Wallace sees common ground between Buddhist introspection and Western science

Alan Wallace, one of the preeminent Western scholars of Tibetan Buddhism, stressed the importance of introspection as a mode of academic inquiry in the first annual Mary Interlandi ’05 Lecture on Contemplative Studies on Monday night.

Wallace’s lecture, “Observing the Mind: A Buddhist Approach to Exploring Consciousness,” focused on the interface between traditional Buddhist methods of introspection and conceptions of the mind, and the modern Western scientific approach to neuroscience and physics.

This unique interdisciplinary fusion reflects Wallace’s diverse background. He spent 14 years training as a Tibetan Buddhist monk, ordained by H.H. the Dalai Lama, before studying physics at Amherst College and earning a doctorate in religious studies at Stanford.

Wallace called it “socially irresponsible” to isolate the academic studies of science and religion, which are often regarded as disparate disciplines.

Both deeply philosophical and profoundly pragmatic, Wallace’s speech emphasized the fruitful implications of studying the contemplative mind, both from a third-person and from a critical first-person perspective.

The critical first-person perspective is typically neglected by science because the modern scientific paradigm reveres absolute objectivity and impersonality, rendering the subjective “taboo,” Wallace said. This subjective method would include critically examining one’s own experience during meditation as a form of academic study.

Wallace fervently argued that this type of subjective, introspective study of the contemplative mind is vital, when coupled with the more traditional third-person mode of scientific research. Furthermore, Wallace said this type of contemplative study should be worked into the formal American higher education system.

He cited his personal hero – 19th century American psychologist and philosopher William James, who said that an education that improved the individual’s ability to maintain sustained, voluntary attention would be “the education par excellence.”

Wallace spoke about a groundbreaking study he is currently leading, which he said will “scientifically prove meditation’s fruitful effects” through assessing changes in the brain functioning and behavior of subjects who meditate intensively every day for an entire year. Wallace spoke with a high regard for this type of empirical scientific study, but simultaneously noted that this study would only be proving a fact that “Buddhist monks have known for 100 generations already.”

Audience members reacted very positively to Wallace’s lecture, and most stayed throughout the lengthy question and answer session.

“I really thought it was brilliant, his idea that you should train your introspective skills before you can study (the contemplative mind),” said Joshua Bocher ’08.

Pablo Gaston ’05 reacted similarly. “He raised some really interesting questions I had really never thought about before, in terms of using introspection as a tool,” he said.

Interlandi, who died in 2003, showed a great passion for contemplative studies, and wanted to create a concentration in the field.

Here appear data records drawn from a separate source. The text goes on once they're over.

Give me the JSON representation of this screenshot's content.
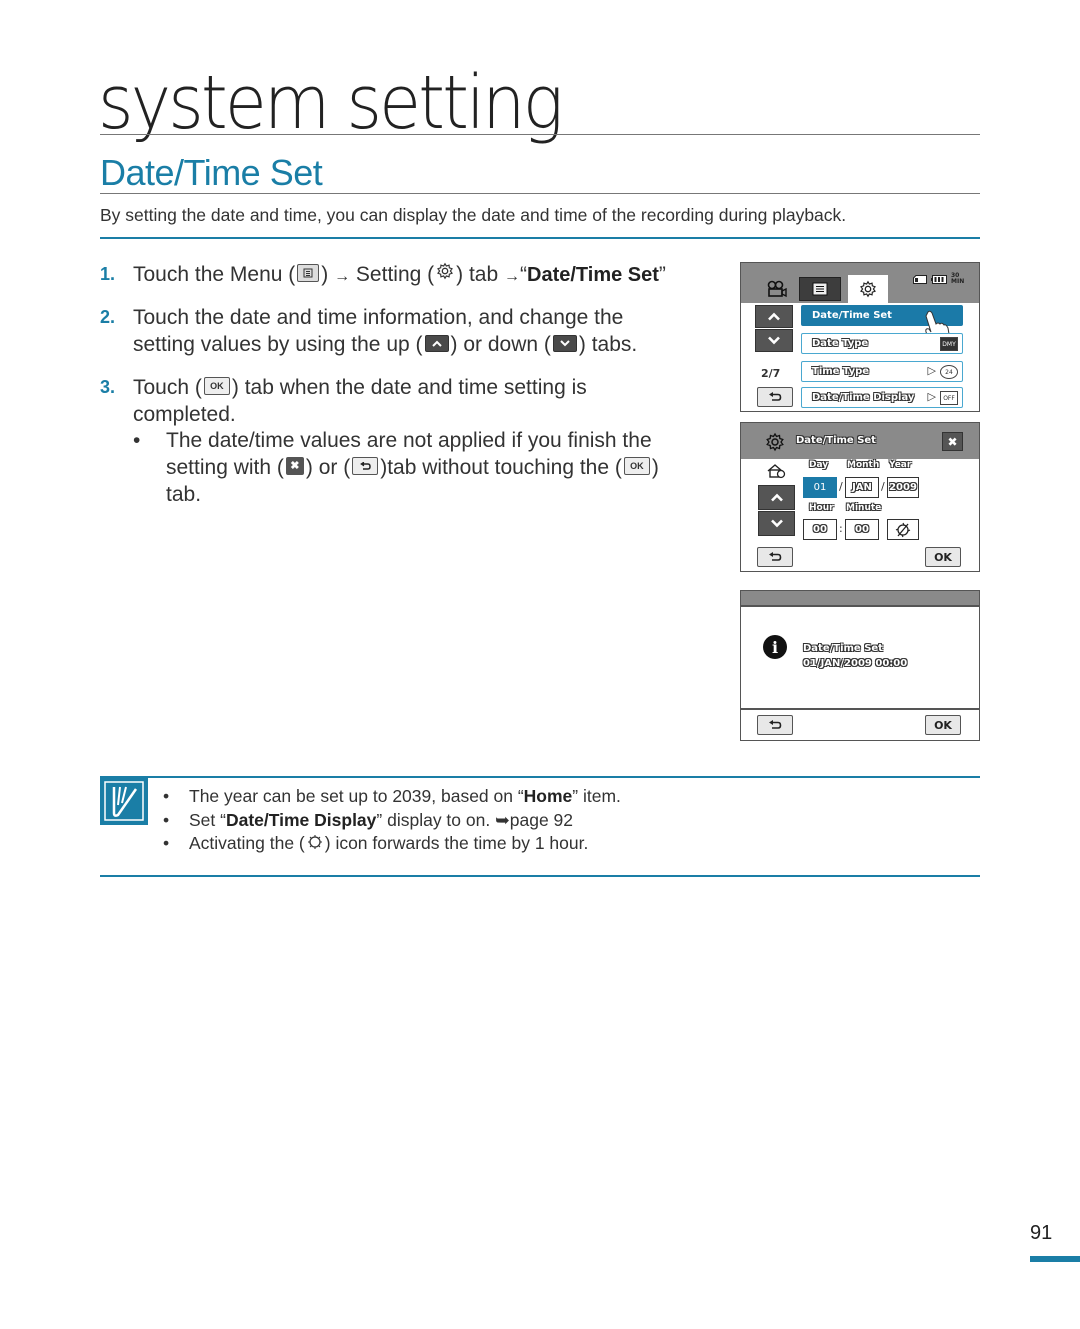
{
  "header": {
    "chapter_title": "system setting",
    "section_title": "Date/Time Set",
    "intro": "By setting the date and time, you can display the date and time of the recording during playback."
  },
  "steps": [
    {
      "number": "1.",
      "parts": {
        "a": "Touch the Menu (",
        "b": ") ",
        "arrow": "→",
        "c": " Setting (",
        "d": ") tab ",
        "e": "“",
        "bold": "Date/Time Set",
        "f": "”"
      }
    },
    {
      "number": "2.",
      "line1": "Touch the date and time information, and change the",
      "line2a": "setting values by using the up (",
      "line2b": ") or down (",
      "line2c": ") tabs."
    },
    {
      "number": "3.",
      "line1a": "Touch (",
      "line1b": ") tab when the date and time setting is",
      "line2": "completed.",
      "bullet": {
        "dot": "•",
        "line1": "The date/time values are not applied if you finish the",
        "line2a": "setting with (",
        "line2b": ") or (",
        "line2c": ")tab without touching the (",
        "line2d": ")",
        "line3": "tab."
      }
    }
  ],
  "icons": {
    "ok_label": "OK",
    "close_glyph": "✖",
    "back_glyph": "⮌",
    "up_glyph": "˄",
    "down_glyph": "˅"
  },
  "screen1": {
    "status_remaining": "30 MIN",
    "page_indicator": "2/7",
    "menu_items": [
      {
        "label": "Date/Time Set",
        "active": true
      },
      {
        "label": "Date Type",
        "value_icon": "DMY"
      },
      {
        "label": "Time Type",
        "value_icon": "24"
      },
      {
        "label": "Date/Time Display",
        "value_icon": "OFF"
      }
    ],
    "arrow": "▷"
  },
  "screen2": {
    "title": "Date/Time Set",
    "labels": {
      "day": "Day",
      "month": "Month",
      "year": "Year",
      "hour": "Hour",
      "minute": "Minute"
    },
    "values": {
      "day": "01",
      "month": "JAN",
      "year": "2009",
      "hour": "00",
      "minute": "00"
    },
    "date_sep": "/",
    "time_sep": ":",
    "ok_label": "OK"
  },
  "screen3": {
    "info_glyph": "i",
    "message_line1": "Date/Time Set",
    "message_line2": "01/JAN/2009 00:00",
    "ok_label": "OK"
  },
  "note": {
    "items": [
      {
        "pre": "The year can be set up to 2039, based on “",
        "bold": "Home",
        "post": "” item."
      },
      {
        "pre": "Set “",
        "bold": "Date/Time Display",
        "post": "” display to on. ➥page 92"
      },
      {
        "pre": "Activating the (",
        "post": ") icon forwards the time by 1 hour."
      }
    ],
    "bullet": "•"
  },
  "footer": {
    "page_number": "91"
  },
  "colors": {
    "accent": "#1a7ea6",
    "lcd_bar": "#8a8a8a",
    "lcd_selected": "#1b7aa8"
  }
}
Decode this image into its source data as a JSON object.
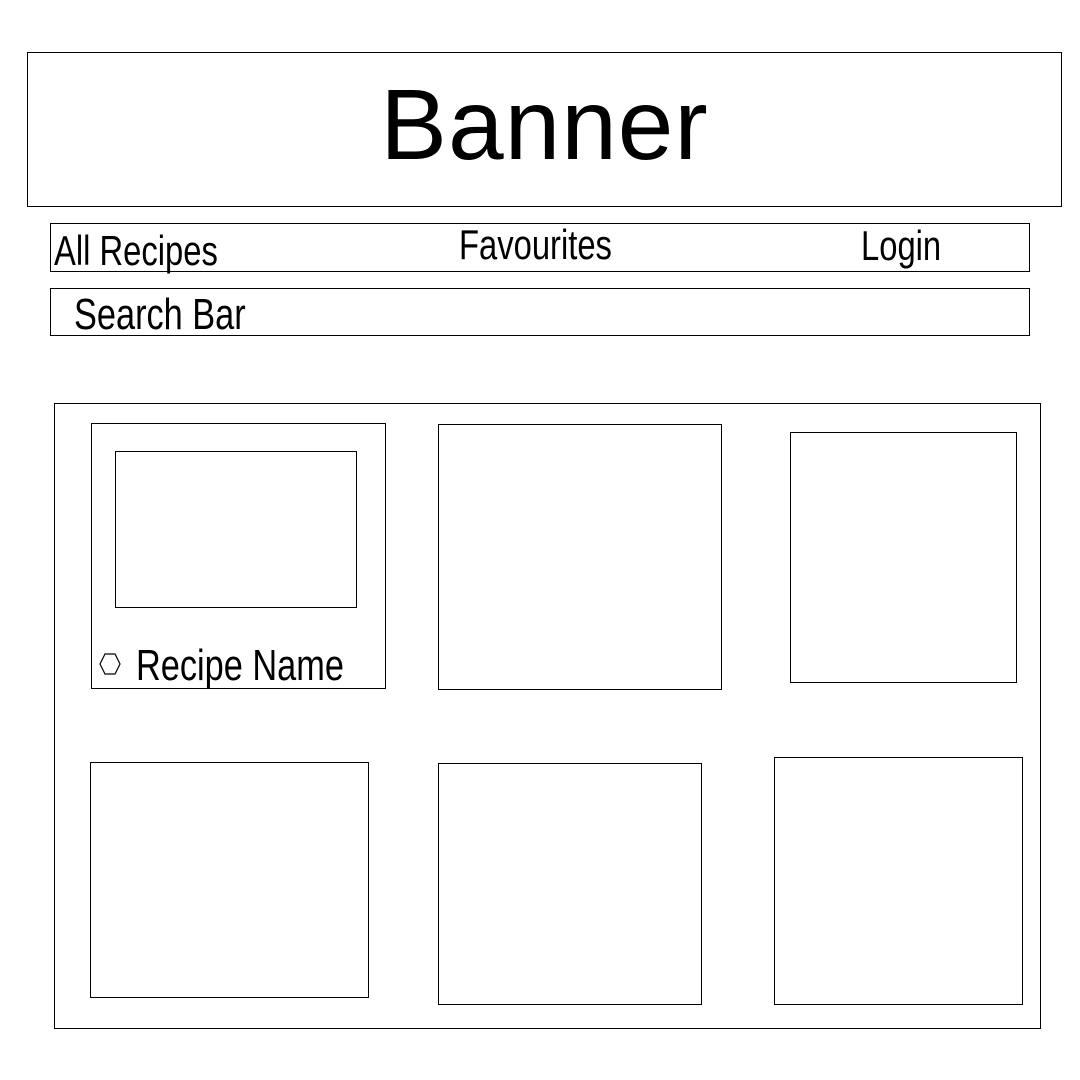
{
  "banner": {
    "title": "Banner"
  },
  "nav": {
    "items": [
      {
        "label": "All Recipes"
      },
      {
        "label": "Favourites"
      },
      {
        "label": "Login"
      }
    ]
  },
  "search": {
    "label": "Search Bar"
  },
  "recipes": {
    "cards": [
      {
        "name": "Recipe Name",
        "icon": "hexagon-icon"
      },
      {
        "name": ""
      },
      {
        "name": ""
      },
      {
        "name": ""
      },
      {
        "name": ""
      },
      {
        "name": ""
      }
    ]
  },
  "colors": {
    "stroke": "#000000",
    "background": "#ffffff"
  }
}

She studied Buddhism, feminist theory and eastern philosophy while at Brown, according to the Office of the Chaplains and Religious Life’s Web site.

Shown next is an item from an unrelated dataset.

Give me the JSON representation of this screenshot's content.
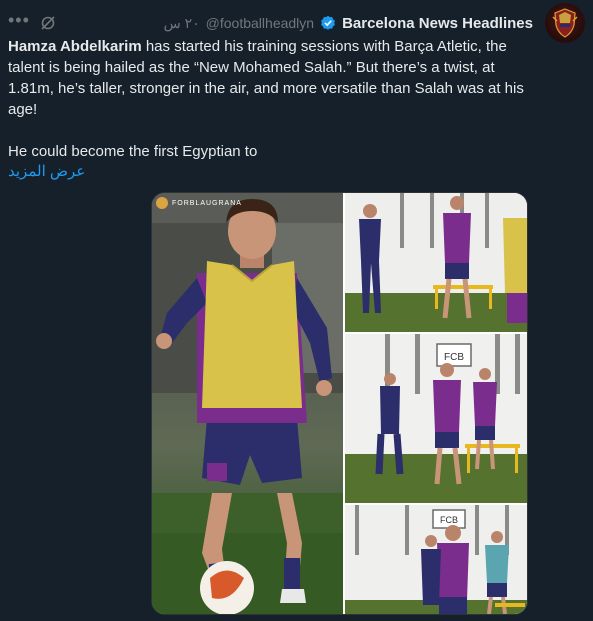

Professor of Religious Studies Hal Roth, who had Interlandi as a student in RS 88: “Great Mystical Traditions of Asia,” said, “When the funds came up, (Wallace) was the first person I thought of.” The lecture, in addition to a two-day meditative retreat led by Wallace last weekend, was made possible both by the Interlandi family and by the Francis Wayland Collegium for Liberal Learning, with support from the Chaplain’s Office.

Roth, who has spearheaded a movement to establish contemplative studies as a concentration after Interlandi’s death, said he would like to sponsor at least one such retreat and lecture in contemplative studies every year at Brown. Brown’s contemplative studies program recently received a grant from the American Council of Learned Societies, which will help make this goal possible.

Roth said he was moved by Wallace’s lecture, particularly its emphasis on incorporating contemplative studies into the setting of the prestigious American university.

“I liked the way he phrased the dangers we face as a global society, and the importance of integrating the third person and first person critical modes of study,” he said.

Wallace, for one, seemed equally excited by Roth and his mission to bring a contemplative studies program to the University. “I’m very impressed by what’s happening here at Brown,” he said.